‘Death Tax’ Is Killing UsWritten by Dennis Sun
Published: 16 May 2015
To say the death tax is killing us is pretty strong language, but it is also most likely some of the nicest said about the estate tax – you know, the tax some people are dying for.
Almost every year around this time someone in Congress introduces a bill to repeal the estate tax, and good for them. This action sits well with families in agriculture and other small businesses. Senator John Thune (R-S.D.) has just introduced a bill, explaining, “Here in South Dakota, we are land rich and cash poor, leaving roughly one-third of South Dakota farms vulnerable to the death tax, based on cropland values provided by the U.S Department of Agriculture. The death tax imposes a tax rate as high as 40 percent on family farms, ranches and small businesses, which hurt economic growth by discouraging savings and development.”
Representative Sanford Bishop (D-Ga.) added, “I believe that the estate tax is politically misguided, morally unjustified and downright un-American. It undermines the life work and the life savings of farmers and small- to medium-sized businesses in Georgia and across the nation.”
We believe both quotes to be true.
An article in the Washington Post also said the estate tax was actually repealed in 2010, but it came back the next year. In the meantime, Congress has increasingly cut the tax rate and boosted exemptions, making it less and less likely that Americans would face the tax.
This year, 2015, the estate tax exemption is $5.43 million, and we get double that for married couples. Anything above the exemption is taxed at 40 percent. The effective rate for most estates facing a tax is significantly lower than 40 percent.
There is also a special use valuation that permits one’s gross estate to be reduced by an additional $1,090,000. To be eligible for special use valuation, the land must continue to be farmed or ranched for 10 years after death and one or more family members must continue to meet two criteria. The first involves participation in management, and the other, in most instances, does not permit cash rent leasing. But there is also a provision that allows the tax to be paid off over 15 years at low interest rates with only interest due the first five years.
A tax is a tax and pouring honey over it doesn’t help. It is still be bad.
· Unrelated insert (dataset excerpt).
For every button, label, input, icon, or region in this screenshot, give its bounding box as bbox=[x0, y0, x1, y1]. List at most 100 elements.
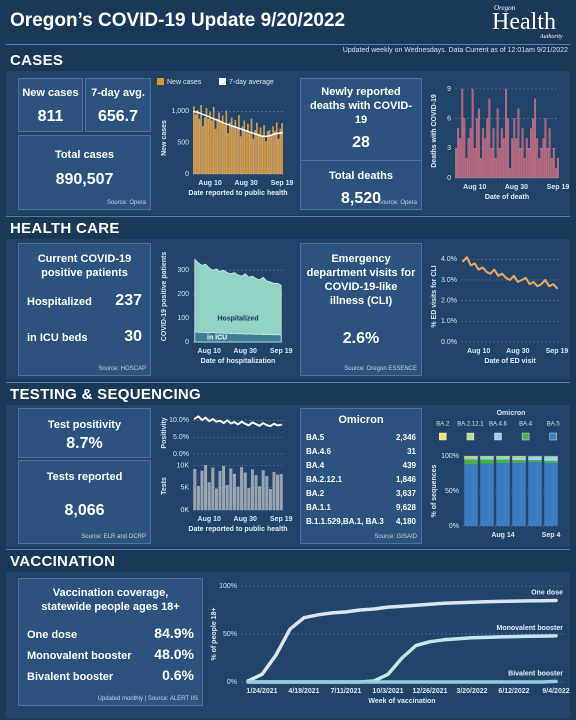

There are ways around the estate tax and some – most notably our U.S. President – believe it is a great way to pay for government, but estate taxes can hurt those affected terribly. In 2013, the most recent records, about $1.4 billion was paid as a result of the estate tax.
The real truth is that eliminating the estate tax in its entirety far outweighs any risks that the tax would fund a federal program affecting tens of thousands of farmers and ranchers not filing estate taxes. Those families large enough to be impacted by the estate tax, if it were eliminated, would be in a position to shift more of their assets away from stocks, bonds and cash and into real property or back into the economy.
That should be the American way – not paying taxes for more government.